Don't let residency colour your picture of what practicing medicine is actually like; when you (finally) finish, it will be a different ballgame altogether.

If you can, come over to Canada. We'd love to have you!

GD.

this sounds pretty sweet!
 
you sound depressed

even your screen name is depressing

If you aren't enjoying your job, try to find as many things outside work as possible that you enjoy. It might make it easier to work hard, and work well, when you ARE at work. Sounds paradoxical but it can be true. Also, making more nonmedical friends (i.e. nondoctors) in your city can be helpful, at least I thought so. That way every social event doesn't degenerate into kvetching about the hospital...

That is good advice.

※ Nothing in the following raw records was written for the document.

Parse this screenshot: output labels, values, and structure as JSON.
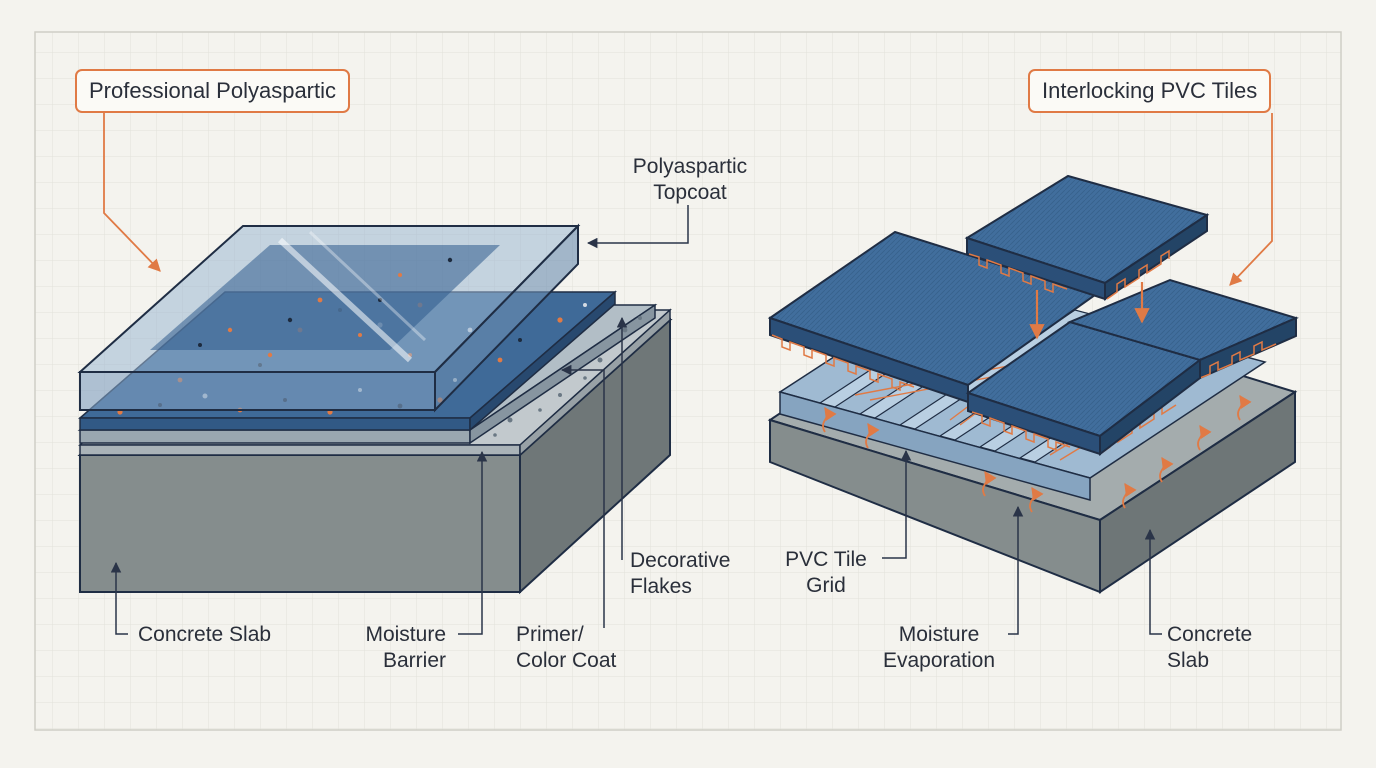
{
  "panels": {
    "left": {
      "title": "Professional Polyaspartic",
      "labels": {
        "topcoat": "Polyaspartic\nTopcoat",
        "flakes": "Decorative\nFlakes",
        "slab": "Concrete Slab",
        "barrier": "Moisture\nBarrier",
        "primer": "Primer/\nColor Coat"
      }
    },
    "right": {
      "title": "Interlocking PVC Tiles",
      "labels": {
        "grid": "PVC Tile\nGrid",
        "evaporation": "Moisture\nEvaporation",
        "slab": "Concrete\nSlab"
      }
    }
  },
  "colors": {
    "accent": "#e07a45",
    "tile_blue": "#3e6b9a",
    "concrete": "#848c8c",
    "outline": "#1f2d44",
    "paper": "#f4f3ee",
    "grid_line": "#e2e1da"
  }
}
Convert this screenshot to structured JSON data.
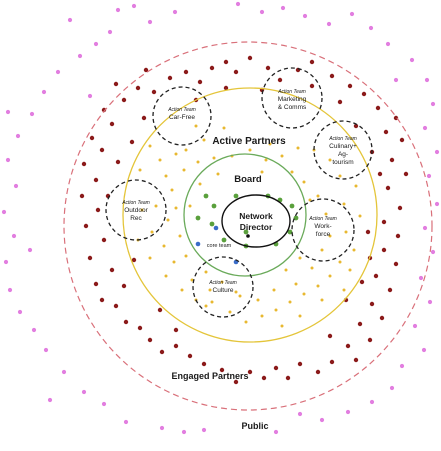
{
  "labels": {
    "public": "Public",
    "engaged": "Engaged Partners",
    "active": "Active Partners",
    "board": "Board",
    "director_line1": "Network",
    "director_line2": "Director",
    "core_team": "core team"
  },
  "action_teams": [
    {
      "header": "Action Team",
      "lines": [
        "Car-Free"
      ]
    },
    {
      "header": "Action Team",
      "lines": [
        "Marketing",
        "& Comms"
      ]
    },
    {
      "header": "Action Team",
      "lines": [
        "Culinary+",
        "Ag-",
        "tourism"
      ]
    },
    {
      "header": "Action Team",
      "lines": [
        "Outdoor",
        "Rec"
      ]
    },
    {
      "header": "Action Team",
      "lines": [
        "Work-",
        "force"
      ]
    },
    {
      "header": "Action Team",
      "lines": [
        "Culture"
      ]
    }
  ],
  "colors": {
    "public_dot": "#e27ee0",
    "engaged_dot": "#8b1a1a",
    "active_dot": "#e8b830",
    "board_dot": "#5aa03c",
    "core_dot": "#3a6cc8",
    "engaged_ring": "#d9707a",
    "active_ring": "#e4c53a",
    "board_ring": "#6aaa5a",
    "core_text": "#3a6cc8",
    "team_ring": "#222222"
  }
}
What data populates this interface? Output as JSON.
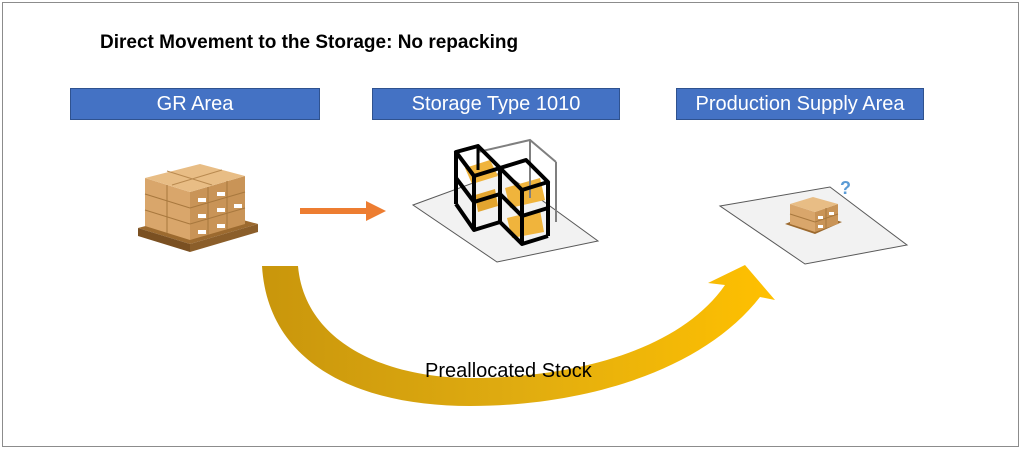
{
  "diagram": {
    "title": "Direct Movement to the Storage: No repacking",
    "areas": [
      {
        "label": "GR Area"
      },
      {
        "label": "Storage Type 1010"
      },
      {
        "label": "Production Supply Area"
      }
    ],
    "flow_caption": "Preallocated Stock",
    "question_mark": "?",
    "colors": {
      "label_fill": "#4472c4",
      "arrow_orange": "#ed7d31",
      "curve_gold": "#d4a017",
      "curve_light": "#ffc000",
      "box_tan": "#d9a66b",
      "pallet_brown": "#b07a3a",
      "question_blue": "#5b9bd5"
    },
    "icons": [
      "pallet-boxes-icon",
      "storage-rack-icon",
      "small-pallet-icon",
      "right-arrow-icon",
      "curved-arrow-icon"
    ]
  }
}
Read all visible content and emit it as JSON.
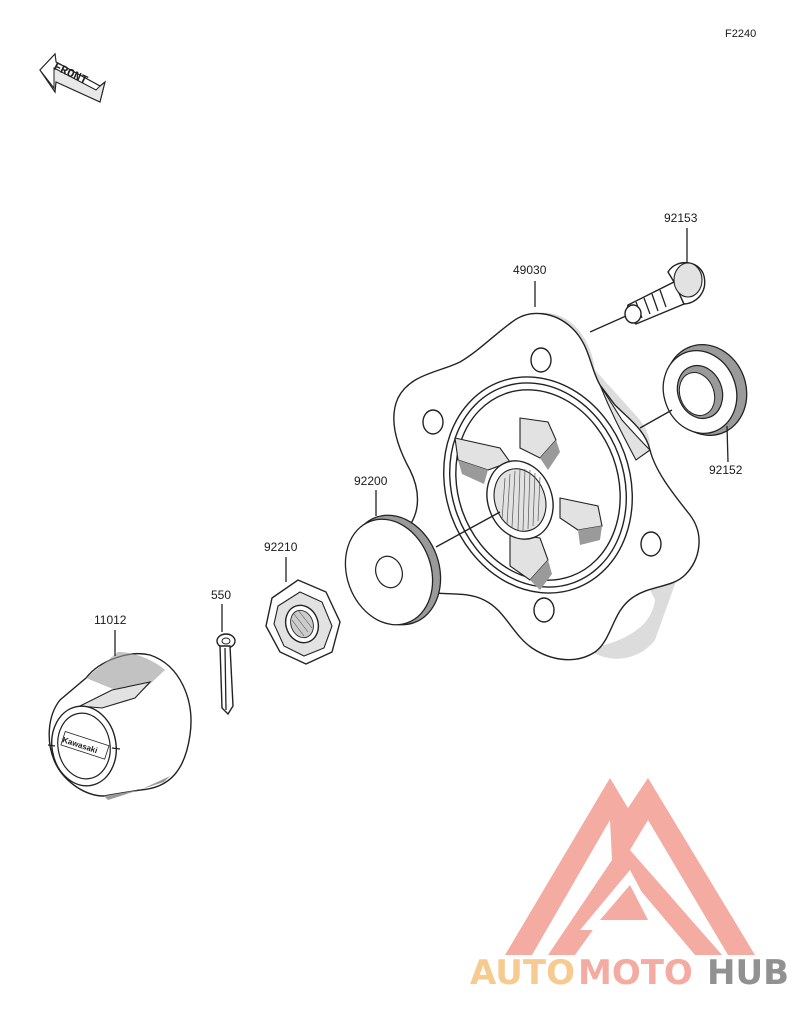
{
  "figure_id": "F2240",
  "front_label": "FRONT",
  "hub_logo": "Kawasaki",
  "parts": [
    {
      "id": "92153",
      "name": "wheel-stud"
    },
    {
      "id": "49030",
      "name": "wheel-hub"
    },
    {
      "id": "92152",
      "name": "oil-seal"
    },
    {
      "id": "92200",
      "name": "washer"
    },
    {
      "id": "92210",
      "name": "castle-nut"
    },
    {
      "id": "550",
      "name": "cotter-pin"
    },
    {
      "id": "11012",
      "name": "hub-cap"
    }
  ],
  "watermark": {
    "part1": "AUTO",
    "part2": "MOTO",
    "part3": "HUB",
    "color_primary": "#f4a79d",
    "color_secondary": "#f7c98a",
    "color_tertiary": "#8c8c8c"
  }
}
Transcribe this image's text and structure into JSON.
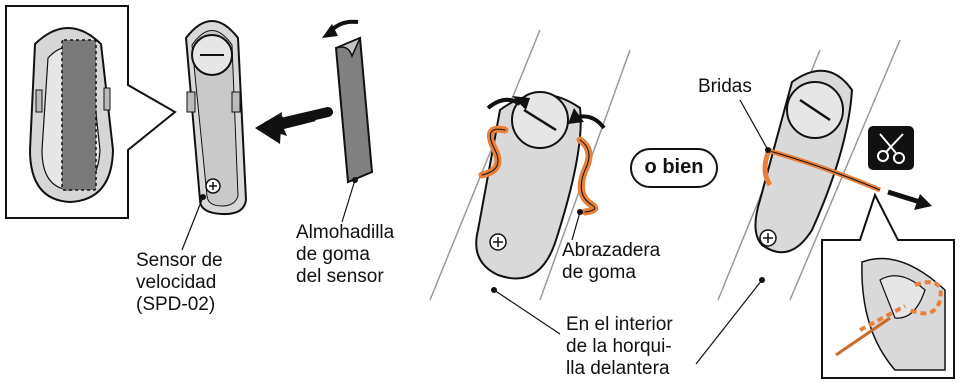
{
  "labels": {
    "sensor": [
      "Sensor de",
      "velocidad",
      "(SPD-02)"
    ],
    "pad": [
      "Almohadilla",
      "de goma",
      "del sensor"
    ],
    "rubber_band": [
      "Abrazadera",
      "de goma"
    ],
    "cable_ties": "Bridas",
    "fork_inside": [
      "En el interior",
      "de la horqui-",
      "lla delantera"
    ],
    "or": "o bien"
  },
  "icons": [
    "scissors-icon",
    "rotate-arrow-icon",
    "insert-arrow-icon",
    "cut-direction-arrow-icon"
  ],
  "colors": {
    "sensor_fill": "#d9d9d9",
    "pad_fill": "#808080",
    "band_orange": "#e8803a",
    "outline": "#111111",
    "fork_line": "#9a9a9a"
  }
}
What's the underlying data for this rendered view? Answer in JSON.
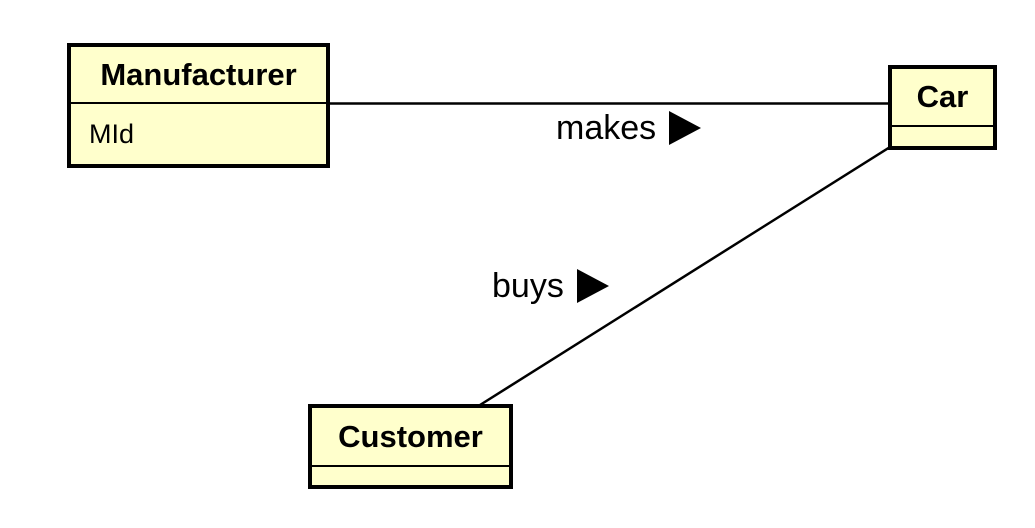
{
  "diagram": {
    "kind": "uml-class-diagram",
    "background_color": "#ffffff",
    "class_fill_color": "#ffffcc",
    "line_color": "#000000",
    "classes": [
      {
        "name": "Manufacturer",
        "attributes": [
          "MId"
        ]
      },
      {
        "name": "Car",
        "attributes": []
      },
      {
        "name": "Customer",
        "attributes": []
      }
    ],
    "associations": [
      {
        "label": "makes",
        "from": "Manufacturer",
        "to": "Car",
        "direction_icon": "filled-right-triangle"
      },
      {
        "label": "buys",
        "from": "Customer",
        "to": "Car",
        "direction_icon": "filled-right-triangle"
      }
    ]
  }
}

There is no dream job. I use to hate medicine. I was always trying to sneak out of the hospital.
As a med student I did the bare minimum. I hated medicine. It wasn't until I started working hard and devloped empathy that I started to really enjoy medicine.

The strangest thing that happened was I actully discovered that I was good @ something in medicine.

Give medicine a chance and change your depressing screen name.

Cambie
 
Medicinesux,

less if you where to practice in Canada.

I am a family doctor who practices family medicine and chronic pain in Ontario, Canada . I will be on track for billing approximately $420,000 this year , with 17 % overhead. Given, I am in an unusual situation.
Medicinesux,




GD.

I'm Canadian.

I'm applying through CaRMS but will likely not match, due to the competitive nature of my preferred specialty, as well as the fact that I am an average applicant.

Thusly, I will probably end up in family medicine. I don't want to practice classic family medicine however. I would lose my mind.

But then I read your post about chronic pain management and $420k. I've not heard of any family doctor pulling in that much.

If I were pulling in $420k a year, I'd be far happier with a career choice that I did not initially want. Doing FM as a backup for 150k would make me irritable and a poor physician.

So, the way I see it is that if I'm not going to do what I love, I might as well be paid well so that I can love the time I'm not at my job - face it, money buys opportunities to enjoy life.

So, how did you get to where you are at? And why is your situation unusual(besides the fact that you are pulling in far more than most specialists)?